Söylediği kelimelerle yüzüm düşmüştü, güzel bir şey söyleyecek diye beklerken mal insancık gidip aynı kelimeyi farklı bir dilde söylemişti. Sinirle dudağını yaladım ve acaba nasıl bir işkence yapsam diye düşünmeye başladım.

"Benden daha yaratıcı (!) bir insan daha yoktur diye düşünüyordum meğersem hemen yanımda oturuyormuş. Trouble maker ne anasını satayım?"

"Baş belası demek."

Şaşırmış gibi yaparak "Cidden mi?"

"O kadar beğenmedin hadi sen bana bul!"

"Piç kurusu."

Kendini beğenmiş bir şekilde "bir Trouble maker var bir de piç kurusu hangisi daha iyi diye tartışmayalım." diye zeytin yağı gibi üste çıkmaya çalıştı.

"Öyle çok uzun bari trouble oldun."

"Trouble, bela aramak demek."

Sabrımı sınıyor gibi bir hali vardı. Yüzümü sıvazlayıp derin bir nefes aldım.

"Belki ben belamı arıyorum, nereden biliyorsun ki?"

Hayal kırıklığıyla bana baktı. "Gerçekten piç kurusu diye mi sesleneceksin?"

" İlişkimizin ismi konulana kadar o ismi bende kalacak piç kurum."

Yapmacık bir öpücük gönderdim.

"Gölün orada fısıltı şeklinde dediğin bende sana çok pis tutuldumu duymasam beni sevmediğini düşüneceğim."

"Bu konuyu konuşmuştuk."

Konuşmamız bittiğinde kafamı camdan taraf çevirdim ve yolu izlemeye koyuldum. Midemde ki hareketlenmeye bakılırsa midem bulanmaya başlamıştı. Genelde arabanın tutmaması için Remzi ya da Oğuz'un saçıyla oynardım, bir şeylerle uğraşırsam yola dikkat etmiyordum bu sayede de midem bulanmıyordu.

Elimden geldiğince sevimli olmaya çalışarak Samet'in olduğu tarafa döndüm.

Annemden bir şey isteyeceğim zaman ki ses tonuyla "Samet bir şey isteyebilir miyim?"

" Söyle trouble."

"Şimdi ben araba ya da otobüs yolculuklarında midem bulunmaması için bir şeylerle meşgul olmam gerekiyor bu da bizimkilerin saçlarıyla oynamak oluyordu, kısacası saçınla oynayabilir miyim?"

Dediğime gülüp burnumu sıktı.

"Peki."

Dizlerimi işaret ederek "O zaman dizlarime yatman gerekecek." dedim.

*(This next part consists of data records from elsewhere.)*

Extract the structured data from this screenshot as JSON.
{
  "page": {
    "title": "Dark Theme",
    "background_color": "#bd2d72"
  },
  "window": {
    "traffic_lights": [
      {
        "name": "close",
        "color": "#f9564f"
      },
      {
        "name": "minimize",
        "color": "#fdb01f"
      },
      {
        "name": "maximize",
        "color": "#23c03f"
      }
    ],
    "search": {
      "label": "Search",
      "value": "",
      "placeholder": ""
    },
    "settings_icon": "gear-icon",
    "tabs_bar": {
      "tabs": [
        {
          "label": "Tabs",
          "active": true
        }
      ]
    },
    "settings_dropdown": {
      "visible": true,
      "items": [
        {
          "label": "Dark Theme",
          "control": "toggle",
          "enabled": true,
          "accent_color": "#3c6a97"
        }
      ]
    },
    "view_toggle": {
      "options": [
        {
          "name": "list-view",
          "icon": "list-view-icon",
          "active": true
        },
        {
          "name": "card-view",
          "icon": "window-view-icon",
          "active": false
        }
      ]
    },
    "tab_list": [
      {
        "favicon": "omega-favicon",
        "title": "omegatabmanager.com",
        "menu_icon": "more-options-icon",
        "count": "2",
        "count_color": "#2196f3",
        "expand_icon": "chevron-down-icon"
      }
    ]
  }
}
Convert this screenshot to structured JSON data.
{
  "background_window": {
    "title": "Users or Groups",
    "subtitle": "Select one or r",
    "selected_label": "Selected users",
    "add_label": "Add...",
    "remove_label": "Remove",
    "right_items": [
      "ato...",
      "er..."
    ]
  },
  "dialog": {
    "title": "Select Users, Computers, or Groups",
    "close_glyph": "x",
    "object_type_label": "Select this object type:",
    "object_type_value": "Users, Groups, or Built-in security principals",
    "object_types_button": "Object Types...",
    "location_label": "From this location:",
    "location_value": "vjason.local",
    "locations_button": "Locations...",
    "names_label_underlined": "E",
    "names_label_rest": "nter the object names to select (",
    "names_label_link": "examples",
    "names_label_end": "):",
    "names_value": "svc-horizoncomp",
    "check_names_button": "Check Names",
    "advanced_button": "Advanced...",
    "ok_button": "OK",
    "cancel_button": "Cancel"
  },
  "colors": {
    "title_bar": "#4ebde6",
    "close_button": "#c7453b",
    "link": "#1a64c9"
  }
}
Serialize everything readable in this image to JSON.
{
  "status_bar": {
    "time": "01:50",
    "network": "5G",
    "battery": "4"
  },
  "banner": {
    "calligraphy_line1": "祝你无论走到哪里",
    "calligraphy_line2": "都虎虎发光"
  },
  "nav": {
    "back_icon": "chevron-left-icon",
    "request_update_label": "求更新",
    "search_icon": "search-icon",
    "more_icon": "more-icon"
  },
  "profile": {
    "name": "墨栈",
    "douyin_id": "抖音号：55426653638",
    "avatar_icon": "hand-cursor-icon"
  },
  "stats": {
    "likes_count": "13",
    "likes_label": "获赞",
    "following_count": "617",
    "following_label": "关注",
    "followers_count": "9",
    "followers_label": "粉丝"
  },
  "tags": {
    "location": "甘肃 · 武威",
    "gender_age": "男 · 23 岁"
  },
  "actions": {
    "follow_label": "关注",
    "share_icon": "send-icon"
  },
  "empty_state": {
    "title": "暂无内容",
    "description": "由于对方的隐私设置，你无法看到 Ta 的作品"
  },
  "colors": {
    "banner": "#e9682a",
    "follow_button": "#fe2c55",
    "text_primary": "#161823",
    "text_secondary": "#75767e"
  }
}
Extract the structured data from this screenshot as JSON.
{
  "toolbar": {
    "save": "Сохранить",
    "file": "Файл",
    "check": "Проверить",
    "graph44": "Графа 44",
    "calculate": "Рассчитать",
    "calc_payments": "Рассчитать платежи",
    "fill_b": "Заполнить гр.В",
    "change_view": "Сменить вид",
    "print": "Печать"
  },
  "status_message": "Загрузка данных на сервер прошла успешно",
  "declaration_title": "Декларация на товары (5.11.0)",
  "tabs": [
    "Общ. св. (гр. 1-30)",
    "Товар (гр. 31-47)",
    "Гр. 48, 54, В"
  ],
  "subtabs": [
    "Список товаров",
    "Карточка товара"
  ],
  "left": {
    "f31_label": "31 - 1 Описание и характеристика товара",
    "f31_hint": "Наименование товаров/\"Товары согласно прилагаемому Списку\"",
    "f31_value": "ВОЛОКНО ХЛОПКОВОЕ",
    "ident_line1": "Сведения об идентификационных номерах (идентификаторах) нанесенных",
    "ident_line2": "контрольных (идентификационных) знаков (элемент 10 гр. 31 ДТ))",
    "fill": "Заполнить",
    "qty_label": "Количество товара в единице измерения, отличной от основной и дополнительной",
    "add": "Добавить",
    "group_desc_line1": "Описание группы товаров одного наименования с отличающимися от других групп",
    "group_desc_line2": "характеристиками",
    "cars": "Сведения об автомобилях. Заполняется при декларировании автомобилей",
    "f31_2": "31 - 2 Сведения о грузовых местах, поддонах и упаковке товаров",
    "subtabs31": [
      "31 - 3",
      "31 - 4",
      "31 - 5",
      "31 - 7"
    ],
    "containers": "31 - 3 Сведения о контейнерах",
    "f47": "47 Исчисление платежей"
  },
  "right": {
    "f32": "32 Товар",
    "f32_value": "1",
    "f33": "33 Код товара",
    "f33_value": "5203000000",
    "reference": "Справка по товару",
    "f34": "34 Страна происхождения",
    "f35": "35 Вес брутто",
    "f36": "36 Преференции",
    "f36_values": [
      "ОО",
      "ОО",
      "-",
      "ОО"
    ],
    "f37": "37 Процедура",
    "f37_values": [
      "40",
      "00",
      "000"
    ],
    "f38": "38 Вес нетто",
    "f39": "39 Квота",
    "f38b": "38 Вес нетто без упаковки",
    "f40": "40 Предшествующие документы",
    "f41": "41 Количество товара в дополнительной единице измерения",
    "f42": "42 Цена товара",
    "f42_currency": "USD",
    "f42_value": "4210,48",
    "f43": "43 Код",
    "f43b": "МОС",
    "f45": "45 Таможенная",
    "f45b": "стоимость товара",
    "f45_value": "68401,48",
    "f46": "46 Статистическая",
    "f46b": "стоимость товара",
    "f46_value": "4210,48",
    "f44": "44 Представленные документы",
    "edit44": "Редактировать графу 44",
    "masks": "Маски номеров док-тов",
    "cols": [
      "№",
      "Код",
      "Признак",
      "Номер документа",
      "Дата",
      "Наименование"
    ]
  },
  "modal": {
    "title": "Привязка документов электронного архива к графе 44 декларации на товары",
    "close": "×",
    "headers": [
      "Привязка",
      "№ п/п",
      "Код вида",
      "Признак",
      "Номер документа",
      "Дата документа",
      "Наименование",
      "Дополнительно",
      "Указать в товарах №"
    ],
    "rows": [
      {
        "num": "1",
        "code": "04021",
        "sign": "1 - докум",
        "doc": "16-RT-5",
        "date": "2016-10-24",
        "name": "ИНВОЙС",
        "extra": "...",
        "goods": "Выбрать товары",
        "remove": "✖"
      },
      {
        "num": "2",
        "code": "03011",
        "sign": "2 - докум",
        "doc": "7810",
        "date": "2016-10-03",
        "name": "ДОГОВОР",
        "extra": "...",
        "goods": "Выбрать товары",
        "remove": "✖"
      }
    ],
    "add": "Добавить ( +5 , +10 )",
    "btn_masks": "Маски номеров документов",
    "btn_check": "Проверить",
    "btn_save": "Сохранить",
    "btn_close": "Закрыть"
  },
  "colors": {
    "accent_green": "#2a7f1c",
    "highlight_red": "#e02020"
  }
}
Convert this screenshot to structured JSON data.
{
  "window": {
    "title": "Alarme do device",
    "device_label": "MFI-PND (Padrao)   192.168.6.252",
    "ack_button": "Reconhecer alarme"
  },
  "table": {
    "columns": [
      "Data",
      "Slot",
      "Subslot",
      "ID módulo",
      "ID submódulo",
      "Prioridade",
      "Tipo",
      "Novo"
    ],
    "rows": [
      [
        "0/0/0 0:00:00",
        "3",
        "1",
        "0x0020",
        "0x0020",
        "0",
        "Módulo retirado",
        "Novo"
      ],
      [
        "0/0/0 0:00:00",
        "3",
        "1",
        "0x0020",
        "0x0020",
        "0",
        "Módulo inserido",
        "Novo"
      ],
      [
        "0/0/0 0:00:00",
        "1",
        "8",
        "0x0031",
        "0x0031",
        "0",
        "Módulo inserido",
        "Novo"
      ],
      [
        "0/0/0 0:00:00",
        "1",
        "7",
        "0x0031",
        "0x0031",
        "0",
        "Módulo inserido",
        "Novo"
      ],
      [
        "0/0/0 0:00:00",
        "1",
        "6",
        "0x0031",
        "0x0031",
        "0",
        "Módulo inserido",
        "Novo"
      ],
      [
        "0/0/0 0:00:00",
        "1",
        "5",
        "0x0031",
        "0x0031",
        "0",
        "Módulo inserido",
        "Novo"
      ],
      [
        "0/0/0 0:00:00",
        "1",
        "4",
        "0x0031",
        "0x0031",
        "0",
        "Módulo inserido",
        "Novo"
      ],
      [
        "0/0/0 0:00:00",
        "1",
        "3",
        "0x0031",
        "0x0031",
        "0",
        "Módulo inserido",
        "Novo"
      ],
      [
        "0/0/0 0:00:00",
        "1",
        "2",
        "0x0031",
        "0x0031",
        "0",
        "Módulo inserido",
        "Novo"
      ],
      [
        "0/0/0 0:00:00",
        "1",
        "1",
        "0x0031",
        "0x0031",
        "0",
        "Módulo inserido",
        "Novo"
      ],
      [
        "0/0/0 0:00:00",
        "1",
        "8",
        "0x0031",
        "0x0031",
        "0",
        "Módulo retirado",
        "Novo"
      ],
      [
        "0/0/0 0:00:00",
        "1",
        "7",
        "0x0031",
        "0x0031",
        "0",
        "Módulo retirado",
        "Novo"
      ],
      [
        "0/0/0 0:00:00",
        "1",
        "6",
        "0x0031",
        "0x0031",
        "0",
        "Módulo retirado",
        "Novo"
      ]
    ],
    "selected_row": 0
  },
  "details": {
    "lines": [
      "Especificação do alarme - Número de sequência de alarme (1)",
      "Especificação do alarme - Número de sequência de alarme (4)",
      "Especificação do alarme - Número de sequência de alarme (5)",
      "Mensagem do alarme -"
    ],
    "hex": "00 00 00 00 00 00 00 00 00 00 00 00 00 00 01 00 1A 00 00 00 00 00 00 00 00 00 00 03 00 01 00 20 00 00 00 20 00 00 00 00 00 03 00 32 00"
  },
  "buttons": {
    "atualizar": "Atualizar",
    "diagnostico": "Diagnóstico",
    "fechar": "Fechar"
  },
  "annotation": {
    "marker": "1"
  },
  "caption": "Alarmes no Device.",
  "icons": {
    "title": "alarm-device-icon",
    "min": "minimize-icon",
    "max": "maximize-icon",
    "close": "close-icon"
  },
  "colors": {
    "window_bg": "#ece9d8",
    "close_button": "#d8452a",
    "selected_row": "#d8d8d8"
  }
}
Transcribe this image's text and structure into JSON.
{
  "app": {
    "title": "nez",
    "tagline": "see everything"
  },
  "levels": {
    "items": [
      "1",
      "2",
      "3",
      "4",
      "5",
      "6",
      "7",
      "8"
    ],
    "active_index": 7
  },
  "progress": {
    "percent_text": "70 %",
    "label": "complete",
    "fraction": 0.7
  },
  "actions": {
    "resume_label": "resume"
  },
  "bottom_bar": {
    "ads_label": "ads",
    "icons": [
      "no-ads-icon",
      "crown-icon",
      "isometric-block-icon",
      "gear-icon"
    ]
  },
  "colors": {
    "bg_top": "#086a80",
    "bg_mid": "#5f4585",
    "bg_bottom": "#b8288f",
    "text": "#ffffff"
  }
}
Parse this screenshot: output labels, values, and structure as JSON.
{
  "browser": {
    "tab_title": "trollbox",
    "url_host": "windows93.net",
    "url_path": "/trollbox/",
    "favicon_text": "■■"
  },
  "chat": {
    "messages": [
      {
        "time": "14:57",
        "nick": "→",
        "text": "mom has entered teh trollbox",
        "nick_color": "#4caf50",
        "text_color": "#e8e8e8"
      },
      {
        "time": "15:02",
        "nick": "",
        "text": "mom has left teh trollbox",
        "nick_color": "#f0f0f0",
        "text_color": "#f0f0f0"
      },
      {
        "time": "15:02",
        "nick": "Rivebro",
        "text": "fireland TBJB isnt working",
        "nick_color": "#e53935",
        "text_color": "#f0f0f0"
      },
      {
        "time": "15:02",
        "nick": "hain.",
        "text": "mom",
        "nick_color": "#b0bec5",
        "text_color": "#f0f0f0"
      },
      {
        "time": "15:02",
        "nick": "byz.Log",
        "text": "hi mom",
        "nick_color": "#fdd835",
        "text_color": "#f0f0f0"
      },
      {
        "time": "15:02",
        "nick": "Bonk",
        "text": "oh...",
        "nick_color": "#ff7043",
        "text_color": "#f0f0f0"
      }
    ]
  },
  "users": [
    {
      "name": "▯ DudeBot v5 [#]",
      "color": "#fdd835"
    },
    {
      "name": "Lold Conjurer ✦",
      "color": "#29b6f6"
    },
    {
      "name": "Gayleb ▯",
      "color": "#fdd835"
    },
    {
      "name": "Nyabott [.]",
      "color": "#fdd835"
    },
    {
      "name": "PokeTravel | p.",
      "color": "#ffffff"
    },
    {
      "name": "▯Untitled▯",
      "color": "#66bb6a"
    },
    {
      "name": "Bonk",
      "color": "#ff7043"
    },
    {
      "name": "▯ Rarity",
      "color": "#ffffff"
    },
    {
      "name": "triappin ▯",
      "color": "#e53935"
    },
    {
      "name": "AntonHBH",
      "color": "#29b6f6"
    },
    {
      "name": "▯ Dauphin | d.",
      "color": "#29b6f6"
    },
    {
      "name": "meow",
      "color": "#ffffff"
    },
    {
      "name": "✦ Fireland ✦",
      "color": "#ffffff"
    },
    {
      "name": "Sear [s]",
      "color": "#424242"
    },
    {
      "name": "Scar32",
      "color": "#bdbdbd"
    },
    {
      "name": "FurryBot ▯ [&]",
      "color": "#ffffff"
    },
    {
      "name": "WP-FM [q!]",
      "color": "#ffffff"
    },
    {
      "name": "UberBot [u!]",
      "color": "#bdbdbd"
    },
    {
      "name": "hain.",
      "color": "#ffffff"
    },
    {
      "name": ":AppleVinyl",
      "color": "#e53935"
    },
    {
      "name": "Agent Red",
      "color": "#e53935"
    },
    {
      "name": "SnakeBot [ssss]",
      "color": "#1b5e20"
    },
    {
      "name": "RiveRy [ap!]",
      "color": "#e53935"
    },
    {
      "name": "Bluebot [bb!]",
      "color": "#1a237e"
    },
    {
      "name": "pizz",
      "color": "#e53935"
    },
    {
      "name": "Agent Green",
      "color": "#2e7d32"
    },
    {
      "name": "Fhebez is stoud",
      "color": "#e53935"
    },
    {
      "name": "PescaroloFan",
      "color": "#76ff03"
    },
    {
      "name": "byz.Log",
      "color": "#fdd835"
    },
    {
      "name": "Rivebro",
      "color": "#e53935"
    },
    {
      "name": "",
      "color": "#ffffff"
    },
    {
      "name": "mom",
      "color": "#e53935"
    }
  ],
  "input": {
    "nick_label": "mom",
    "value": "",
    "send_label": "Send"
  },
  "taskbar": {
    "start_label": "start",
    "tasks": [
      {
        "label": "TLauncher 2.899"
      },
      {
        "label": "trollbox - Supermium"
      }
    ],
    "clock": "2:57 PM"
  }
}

"Memnuniyetle." Dizlerime kafasını koymasıyla parmaklarını altın sarısı saçlarına daldırdım, saçlarıyla oynarken kendimi sanki otobüste yolculuk etmiyor da bulutların üstünde uçuyormuş gibi hissediyordum. Saçlarıyla oynadıkça daha fazla huzurlu hissediyordum.

"Çoğu zaman annem Meltem gibi Gamze gibi Pelin gibi bir kızı olması için çabaladı ama sonuç ortada. Bale kursları mı dersin keman mı, dil mi neredeyse tüm kurslara gittim. Şu an onlara gittiğin için hiç şikayetçi değilim, çok az olsa da karakterimin oturmasına katkıda bulundular. Kurslarda ne zaman bitecekte ben Remzilerle futbol oynayacağım onu düşünürdüm. Annem her zaman üçüncü bir dilim olmasını isterdi, İngilizcem zaten olmak zorundaydı bu isteği sayesinde şu an tahmin ettiğinden daha iyi İngilizce biliyorum. Ama en sevdiğim dil kursu Portekizceydi, neden olduğunu bende bilmiyorum ancak çok seviyordum sonu diğerleri gibi kısa sürse bile. Hatta su an ki durmunu anlatan çok güzel bir kelime var: Cafuné."